11 thoughts on “City inhabitants as amenities

  1. Of course, at some point, the negative externalities of crowding start to kick in. That is why we don’t all move to one big city.

    Give it time. Or, as Zhou Enlai said, “Too soon to say.” Certainly we see that things can get a lot more crowded than we’re used to in other countries, and in a way that doesn’t seem to stop more urbanization, centralization, and concentration of production, despite crushing real estate and commuting costs and other problems.

    Most countries in the world do indeed seem to be seeing everyone crowding into one, big, rich, dominant city, and this seems particularly true for developing countries that didn’t get rich while they were still more spread out. The US and a few other countries like Germany seem to be special, comparatively geographically decentralized cases for special historical reasons, but trends are still going in one direction everywhere you look. The Chinese government is actively intervening in many ways to prevent the whole population from continuing to crowd into the few biggest and richest cities, which tells us the negative externalities of some of the most intense crowding in the world are still not nearly enough on their own to prevent continued domestic immigation to those urban areas.

    It is worth noting that one of the externalities of American pattern big cities is that urban sprawl works very much against the tendency of increased population to create a greater statistical likelihood of there being a critical mass of people with some niche interest. You can have an order of magnitude more people, but if it’s too damn hard for them to get together, then the viability of their groups may actually be lower than it is in some smaller town with easier, quicker options for physical convergence. This is one of the reasons city life is “paradoxically” often perceived as more alientating despite urbanites being in proximity to many more potential counter-parties for social interaction and connection.

  2. For me, none of the ‘people amenities’ would be a determining factor in picking a new place to live. Any US metro area of a reasonable size would have people with young children, bluegrass musicians, folk dancers, and sports fans (even those not big enough for pro sports teams will have plenty of fans). Those are all givens. What would distinguish places for would be natural amenities — access to hiking and biking trails, forests, rivers, lakes, beaches, mountains. And for those amenities, crowds are a definite negative — the more people you’re trying to share them with, the worse they are.

    • I agree, but we seem to be in a minority. Time was, people thought that things like telecommuting and the internet would allow people to spread out more, but it doesn’t seem to be working out that way.

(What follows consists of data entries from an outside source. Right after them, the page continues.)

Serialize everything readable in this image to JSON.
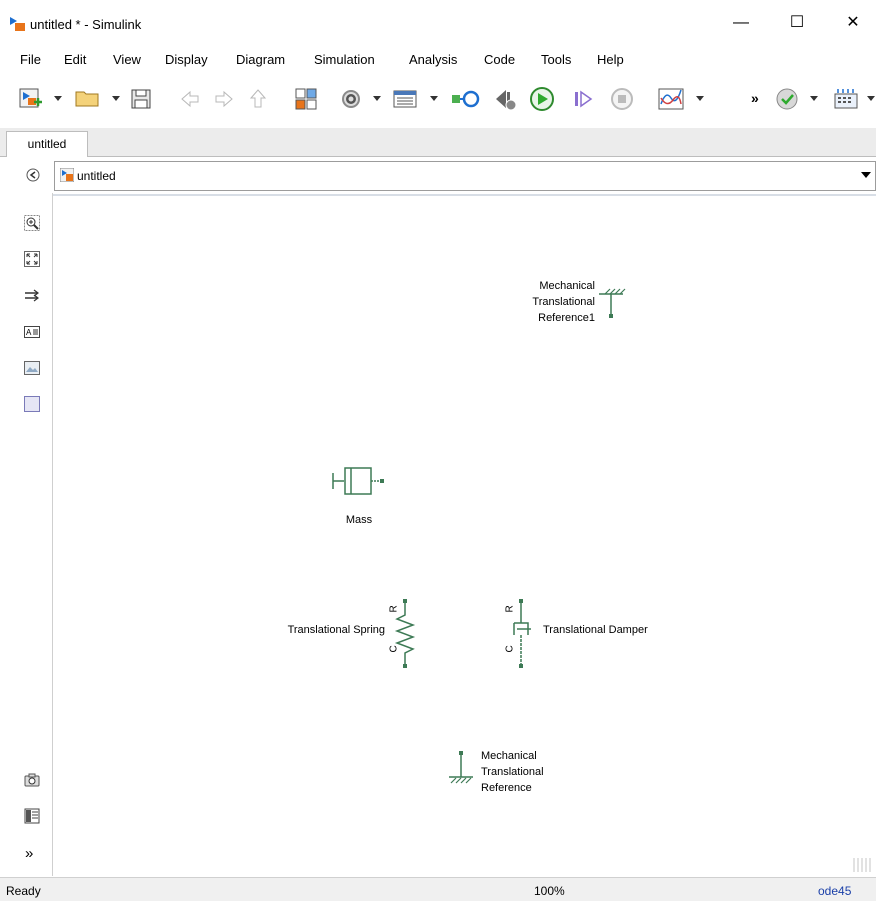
{
  "window": {
    "title": "untitled * - Simulink"
  },
  "menu": [
    "File",
    "Edit",
    "View",
    "Display",
    "Diagram",
    "Simulation",
    "Analysis",
    "Code",
    "Tools",
    "Help"
  ],
  "toolbar": {
    "overflow": "»"
  },
  "tabs": [
    {
      "label": "untitled"
    }
  ],
  "explorer": {
    "path": "untitled"
  },
  "blocks": {
    "ref1": [
      "Mechanical",
      "Translational",
      "Reference1"
    ],
    "mass": "Mass",
    "spring": "Translational Spring",
    "spring_port_r": "R",
    "spring_port_c": "C",
    "damper": "Translational Damper",
    "damper_port_r": "R",
    "damper_port_c": "C",
    "ref": [
      "Mechanical",
      "Translational",
      "Reference"
    ]
  },
  "palette": {
    "more": "»"
  },
  "status": {
    "state": "Ready",
    "zoom": "100%",
    "solver": "ode45"
  },
  "colors": {
    "block": "#3d7a55",
    "accent_green": "#2eaa2e"
  }
}
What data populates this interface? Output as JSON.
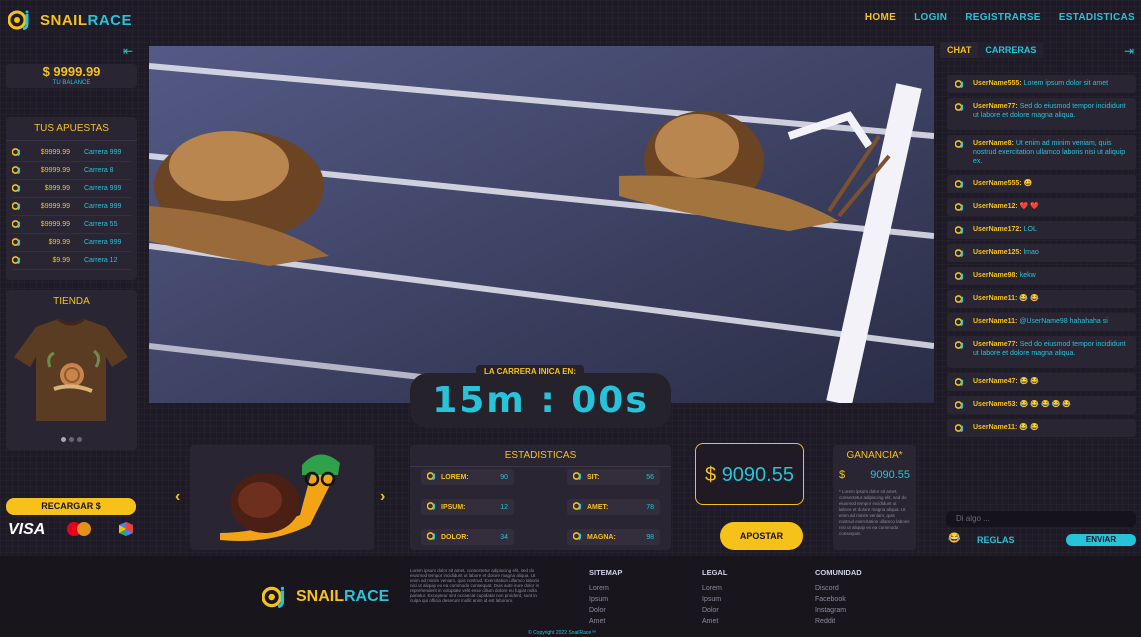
{
  "header": {
    "logo_a": "SNAIL",
    "logo_b": "RACE",
    "nav": [
      "HOME",
      "LOGIN",
      "REGISTRARSE",
      "ESTADISTICAS"
    ]
  },
  "balance": {
    "amount": "$ 9999.99",
    "label": "TU BALANCE"
  },
  "bets": {
    "title": "TUS APUESTAS",
    "items": [
      {
        "amount": "$9999.99",
        "race": "Carrera 999"
      },
      {
        "amount": "$9999.99",
        "race": "Carrera 8"
      },
      {
        "amount": "$999.99",
        "race": "Carrera 999"
      },
      {
        "amount": "$9999.99",
        "race": "Carrera 999"
      },
      {
        "amount": "$9999.99",
        "race": "Carrera 55"
      },
      {
        "amount": "$99.99",
        "race": "Carrera 999"
      },
      {
        "amount": "$9.99",
        "race": "Carrera 12"
      }
    ]
  },
  "shop": {
    "title": "TIENDA",
    "slides": 3,
    "active_slide": 0
  },
  "recharge_label": "RECARGAR $",
  "countdown": {
    "label": "LA CARRERA INICA EN:",
    "time": "15m : 00s"
  },
  "stats": {
    "title": "ESTADISTICAS",
    "items": [
      {
        "k": "LOREM:",
        "v": "90"
      },
      {
        "k": "SIT:",
        "v": "56"
      },
      {
        "k": "IPSUM:",
        "v": "12"
      },
      {
        "k": "AMET:",
        "v": "78"
      },
      {
        "k": "DOLOR:",
        "v": "34"
      },
      {
        "k": "MAGNA:",
        "v": "98"
      }
    ]
  },
  "bet": {
    "currency": "$",
    "amount": "9090.55",
    "button": "APOSTAR"
  },
  "gain": {
    "title": "GANANCIA*",
    "currency": "$",
    "amount": "9090.55",
    "disclaimer": "* Lorem ipsum dolor sit amet, consectetur adipiscing elit, sed do eiusmod tempor incididunt ut labore et dolore magna aliqua. Ut enim ad minim veniam, quis nostrud exercitation ullamco laboris nisi ut aliquip ex ea commodo consequat."
  },
  "chat": {
    "tabs": [
      "CHAT",
      "CARRERAS"
    ],
    "messages": [
      {
        "u": "UserName555:",
        "t": "Lorem ipsum dolor sit amet"
      },
      {
        "u": "UserName77:",
        "t": "Sed do eiusmod tempor incididunt ut labore et dolore magna aliqua."
      },
      {
        "u": "UserName8:",
        "t": "Ut enim ad minim veniam, quis nostrud exercitation ullamco laboris nisi ut aliquip ex."
      },
      {
        "u": "UserName555:",
        "t": "😀"
      },
      {
        "u": "UserName12:",
        "t": "❤️ ❤️"
      },
      {
        "u": "UserName172:",
        "t": "LOL"
      },
      {
        "u": "UserName125:",
        "t": "lmao"
      },
      {
        "u": "UserName98:",
        "t": "kekw"
      },
      {
        "u": "UserName11:",
        "t": "😂 😂"
      },
      {
        "u": "UserName11:",
        "t": "@UserName98 hahahaha si"
      },
      {
        "u": "UserName77:",
        "t": "Sed do eiusmod tempor incididunt ut labore et dolore magna aliqua."
      },
      {
        "u": "UserName47:",
        "t": "😂 😂"
      },
      {
        "u": "UserName53:",
        "t": "😂 😂 😂 😂 😂"
      },
      {
        "u": "UserName11:",
        "t": "😂 😂"
      }
    ],
    "input_placeholder": "Di algo ...",
    "rules": "REGLAS",
    "send": "ENVIAR"
  },
  "footer": {
    "about": "Lorem ipsum dolor sit amet, consectetur adipiscing elit, sed do eiusmod tempor incididunt ut labore et dolore magna aliqua. Ut enim ad minim veniam, quis nostrud. Exercitation ullamco laboris nisi ut aliquip ex ea commodo consequat. Duis aute irure dolor in reprehenderit in voluptate velit esse cillum dolore eu fugiat nulla pariatur. Excepteur sint occaecat cupidatat non proident, sunt in culpa qui officia deserunt mollit anim id est laborum.",
    "sitemap": {
      "title": "SITEMAP",
      "links": [
        "Lorem",
        "Ipsum",
        "Dolor",
        "Amet"
      ]
    },
    "legal": {
      "title": "LEGAL",
      "links": [
        "Lorem",
        "Ipsum",
        "Dolor",
        "Amet"
      ]
    },
    "community": {
      "title": "COMUNIDAD",
      "links": [
        "Discord",
        "Facebook",
        "Instagram",
        "Reddit"
      ]
    },
    "copyright": "© Copyright 2022 SnailRace™"
  },
  "colors": {
    "accent": "#f6c21a",
    "secondary": "#27c3d9",
    "bg": "#1e1a26"
  }
}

      • What I don’t like are the advocates of urban density who want to make us all live like that. If they want to, fine, but don’t make me live like that!

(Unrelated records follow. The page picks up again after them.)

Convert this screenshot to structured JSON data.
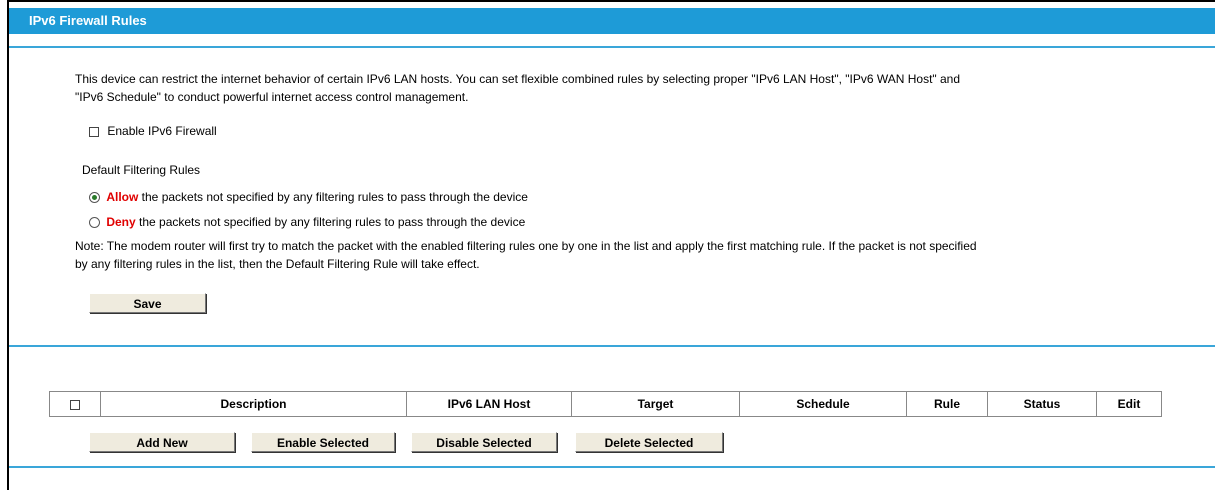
{
  "header": {
    "title": "IPv6 Firewall Rules"
  },
  "intro": {
    "line1": "This device can restrict the internet behavior of certain IPv6 LAN hosts. You can set flexible combined rules by selecting proper \"IPv6 LAN Host\", \"IPv6 WAN Host\" and",
    "line2": "\"IPv6 Schedule\" to conduct powerful internet access control management."
  },
  "enable_firewall": {
    "label": "Enable IPv6 Firewall",
    "checked": false
  },
  "default_rules": {
    "title": "Default Filtering Rules",
    "allow": {
      "keyword": "Allow",
      "text": " the packets not specified by any filtering rules to pass through the device",
      "selected": true
    },
    "deny": {
      "keyword": "Deny",
      "text": " the packets not specified by any filtering rules to pass through the device",
      "selected": false
    }
  },
  "note": {
    "line1": "Note: The modem router will first try to match the packet with the enabled filtering rules one by one in the list and apply the first matching rule. If the packet is not specified",
    "line2": "by any filtering rules in the list, then the Default Filtering Rule will take effect."
  },
  "save_label": "Save",
  "table": {
    "columns": [
      "Description",
      "IPv6 LAN Host",
      "Target",
      "Schedule",
      "Rule",
      "Status",
      "Edit"
    ]
  },
  "buttons": {
    "add_new": "Add New",
    "enable_selected": "Enable Selected",
    "disable_selected": "Disable Selected",
    "delete_selected": "Delete Selected"
  },
  "colors": {
    "header_bg": "#1e9bd7",
    "rule_line": "#3aa6d9",
    "accent_red": "#e00000"
  }
}
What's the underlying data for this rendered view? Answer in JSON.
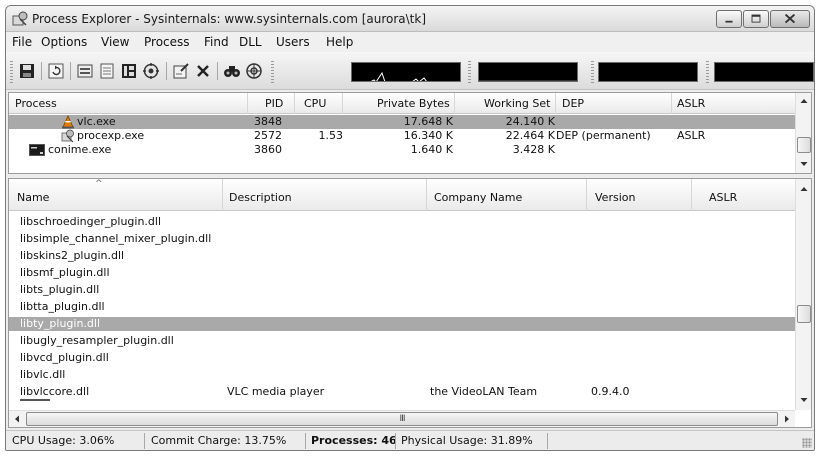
{
  "window": {
    "title": "Process Explorer - Sysinternals: www.sysinternals.com [aurora\\tk]",
    "icon": "process-explorer-icon"
  },
  "menu": [
    "File",
    "Options",
    "View",
    "Process",
    "Find",
    "DLL",
    "Users",
    "Help"
  ],
  "toolbar": {
    "buttons": [
      "save-icon",
      "refresh-icon",
      "system-info-icon",
      "properties-window-icon",
      "tree-view-icon",
      "target-icon",
      "properties-icon",
      "kill-process-icon",
      "find-icon",
      "find-window-icon"
    ],
    "graphs": [
      "cpu-graph",
      "commit-graph",
      "io-graph",
      "physical-memory-graph"
    ]
  },
  "process_table": {
    "columns": [
      "Process",
      "PID",
      "CPU",
      "Private Bytes",
      "Working Set",
      "DEP",
      "ASLR"
    ],
    "rows": [
      {
        "name": "vlc.exe",
        "pid": "3848",
        "cpu": "",
        "private_bytes": "17.648 K",
        "working_set": "24.140 K",
        "dep": "",
        "aslr": "",
        "selected": true,
        "icon": "vlc-cone-icon"
      },
      {
        "name": "procexp.exe",
        "pid": "2572",
        "cpu": "1.53",
        "private_bytes": "16.340 K",
        "working_set": "22.464 K",
        "dep": "DEP (permanent)",
        "aslr": "ASLR",
        "selected": false,
        "icon": "procexp-icon"
      },
      {
        "name": "conime.exe",
        "pid": "3860",
        "cpu": "",
        "private_bytes": "1.640 K",
        "working_set": "3.428 K",
        "dep": "",
        "aslr": "",
        "selected": false,
        "icon": "console-icon"
      }
    ]
  },
  "dll_table": {
    "columns": [
      "Name",
      "Description",
      "Company Name",
      "Version",
      "ASLR"
    ],
    "sort_indicator": "^",
    "rows": [
      {
        "name": "libschroedinger_plugin.dll",
        "description": "",
        "company": "",
        "version": "",
        "aslr": ""
      },
      {
        "name": "libsimple_channel_mixer_plugin.dll",
        "description": "",
        "company": "",
        "version": "",
        "aslr": ""
      },
      {
        "name": "libskins2_plugin.dll",
        "description": "",
        "company": "",
        "version": "",
        "aslr": ""
      },
      {
        "name": "libsmf_plugin.dll",
        "description": "",
        "company": "",
        "version": "",
        "aslr": ""
      },
      {
        "name": "libts_plugin.dll",
        "description": "",
        "company": "",
        "version": "",
        "aslr": ""
      },
      {
        "name": "libtta_plugin.dll",
        "description": "",
        "company": "",
        "version": "",
        "aslr": ""
      },
      {
        "name": "libty_plugin.dll",
        "description": "",
        "company": "",
        "version": "",
        "aslr": "",
        "selected": true
      },
      {
        "name": "libugly_resampler_plugin.dll",
        "description": "",
        "company": "",
        "version": "",
        "aslr": ""
      },
      {
        "name": "libvcd_plugin.dll",
        "description": "",
        "company": "",
        "version": "",
        "aslr": ""
      },
      {
        "name": "libvlc.dll",
        "description": "",
        "company": "",
        "version": "",
        "aslr": ""
      },
      {
        "name": "libvlccore.dll",
        "description": "VLC media player",
        "company": "the VideoLAN Team",
        "version": "0.9.4.0",
        "aslr": ""
      }
    ],
    "scroll_grip": "III"
  },
  "status": {
    "cpu_usage": "CPU Usage: 3.06%",
    "commit_charge": "Commit Charge: 13.75%",
    "processes": "Processes: 46",
    "physical_usage": "Physical Usage: 31.89%"
  },
  "colors": {
    "selection": "#a9a9a9",
    "graph_bg": "#000000",
    "graph_line": "#ffffff"
  }
}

        • Greatly increased urban density would happen automatically in many places if building restrictions and other regulations were lifted. The trouble is that municipal government is awful, transit infrastructure cost disease is terrible, and it is too politically hard and takes forever to build anything these days.

          So greater density would very suddenly increase congestion making living ‘far’ from work infeasible, and set off a positive feedback vicious cycle, drawing more people in and driving up central rents and congestion.

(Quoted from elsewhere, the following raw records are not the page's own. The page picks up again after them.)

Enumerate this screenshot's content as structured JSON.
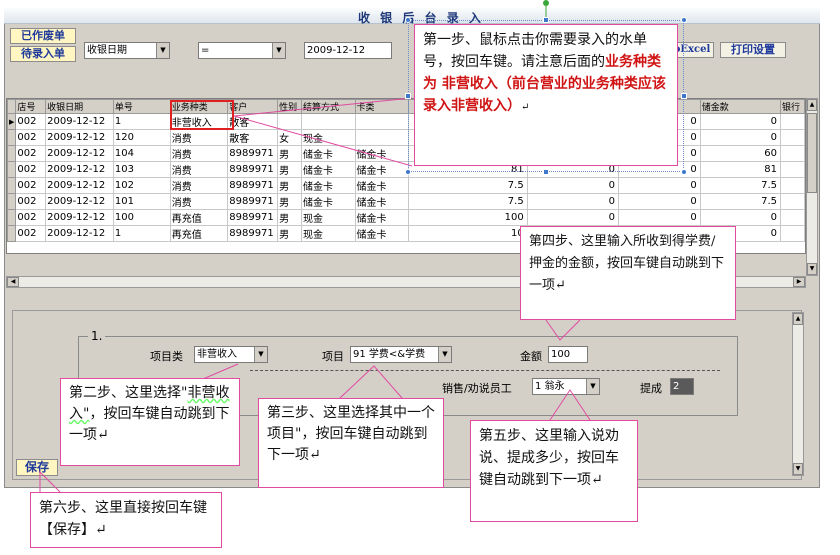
{
  "window": {
    "title": "收 银 后 台 录 入"
  },
  "toolbar": {
    "voided_button": "已作废单",
    "pending_button": "待录入单",
    "filter_field": "收银日期",
    "filter_operator": "=",
    "filter_value": "2009-12-12",
    "excel_button": "oExcel",
    "print_settings_button": "打印设置"
  },
  "grid": {
    "columns": [
      "店号",
      "收银日期",
      "单号",
      "业务种类",
      "客户",
      "性别",
      "结算方式",
      "卡类",
      "",
      "",
      "",
      "储金款",
      "银行"
    ],
    "rows": [
      [
        "002",
        "2009-12-12",
        "1",
        "非营收入",
        "散客",
        "",
        "",
        "",
        "",
        "",
        "0",
        "0",
        ""
      ],
      [
        "002",
        "2009-12-12",
        "120",
        "消费",
        "散客",
        "女",
        "现金",
        "",
        "",
        "",
        "0",
        "0",
        ""
      ],
      [
        "002",
        "2009-12-12",
        "104",
        "消费",
        "8989971",
        "男",
        "储金卡",
        "储金卡",
        "",
        "",
        "0",
        "60",
        ""
      ],
      [
        "002",
        "2009-12-12",
        "103",
        "消费",
        "8989971",
        "男",
        "储金卡",
        "储金卡",
        "81",
        "0",
        "0",
        "81",
        ""
      ],
      [
        "002",
        "2009-12-12",
        "102",
        "消费",
        "8989971",
        "男",
        "储金卡",
        "储金卡",
        "7.5",
        "0",
        "0",
        "7.5",
        ""
      ],
      [
        "002",
        "2009-12-12",
        "101",
        "消费",
        "8989971",
        "男",
        "储金卡",
        "储金卡",
        "7.5",
        "0",
        "0",
        "7.5",
        ""
      ],
      [
        "002",
        "2009-12-12",
        "100",
        "再充值",
        "8989971",
        "男",
        "现金",
        "储金卡",
        "100",
        "0",
        "0",
        "0",
        ""
      ],
      [
        "002",
        "2009-12-12",
        "1",
        "再充值",
        "8989971",
        "男",
        "现金",
        "储金卡",
        "10",
        "",
        "",
        "0",
        ""
      ]
    ]
  },
  "form": {
    "group_label": "1.",
    "item_type_label": "项目类",
    "item_type_value": "非营收入",
    "item_label": "项目",
    "item_value": "91  学费<&学费",
    "amount_label": "金额",
    "amount_value": "100",
    "staff_label": "销售/劝说员工",
    "staff_value": "1  翁永",
    "commission_label": "提成",
    "commission_value": "2",
    "save_button": "保存"
  },
  "callouts": {
    "step1_prefix": "第一步、鼠标点击你需要录入的水单号，按回车键。请注意后面的",
    "step1_highlight": "业务种类为 非营收入（前台营业的业务种类应该录入非营收入）",
    "step1_end": "↵",
    "step2_a": "第二步、这里选择\"",
    "step2_b": "非营收入\"",
    "step2_c": "，按回车键自动跳到下一项↵",
    "step3": "第三步、这里选择其中一个项目\"，按回车键自动跳到下一项↵",
    "step4": "第四步、这里输入所收到得学费/押金的金额，按回车键自动跳到下一项↵",
    "step5": "第五步、这里输入说劝说、提成多少，按回车键自动跳到下一项↵",
    "step6": "第六步、这里直接按回车键【保存】↵"
  },
  "colors": {
    "callout_border": "#e04aa0",
    "highlight_red": "#d01414",
    "window_gray": "#d4d0c8",
    "button_text_blue": "#1f3a9a"
  }
}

          So, for example, could WMATA match a doubling of DC metro demand with additional service supply? Or are we “transit infrastructure capacity inelastic”?

  3. We notice a crowd at the dance hall. We go through life allocating resources by observing relative crowd sizes. We adjust to keep the crowd sizes optimum.

  4. Buchanan gave a lecture, “Why We Should All Work More” that describes the extra hours a person chooses to work as generating a positive externality. By working more, a person makes it possible for herself and for others to increase their level of specialization, thus increasing productivity.

    Cities allow for increased specialization in production, and also in consumption, particularly joint consumption, aka ammenities.

  5. I think this is especially important given that the age of marriage has been pushed out of the college range. If you want to find a spouse, you have to go where other young adults are, which are the cities now.

    Similar with jobs. Since employment is more tenuous these days, and people are more likely to switch jobs every few years, going to a city with a lot of potential employers is perhaps a safer/better strategy.

  6. Allow me to add a different perspective: minorities have no option but to view other people as “amenities.” Under democratic political systems, hostile or greedy neighbors today may become one’s jailers–or worse–tomorrow.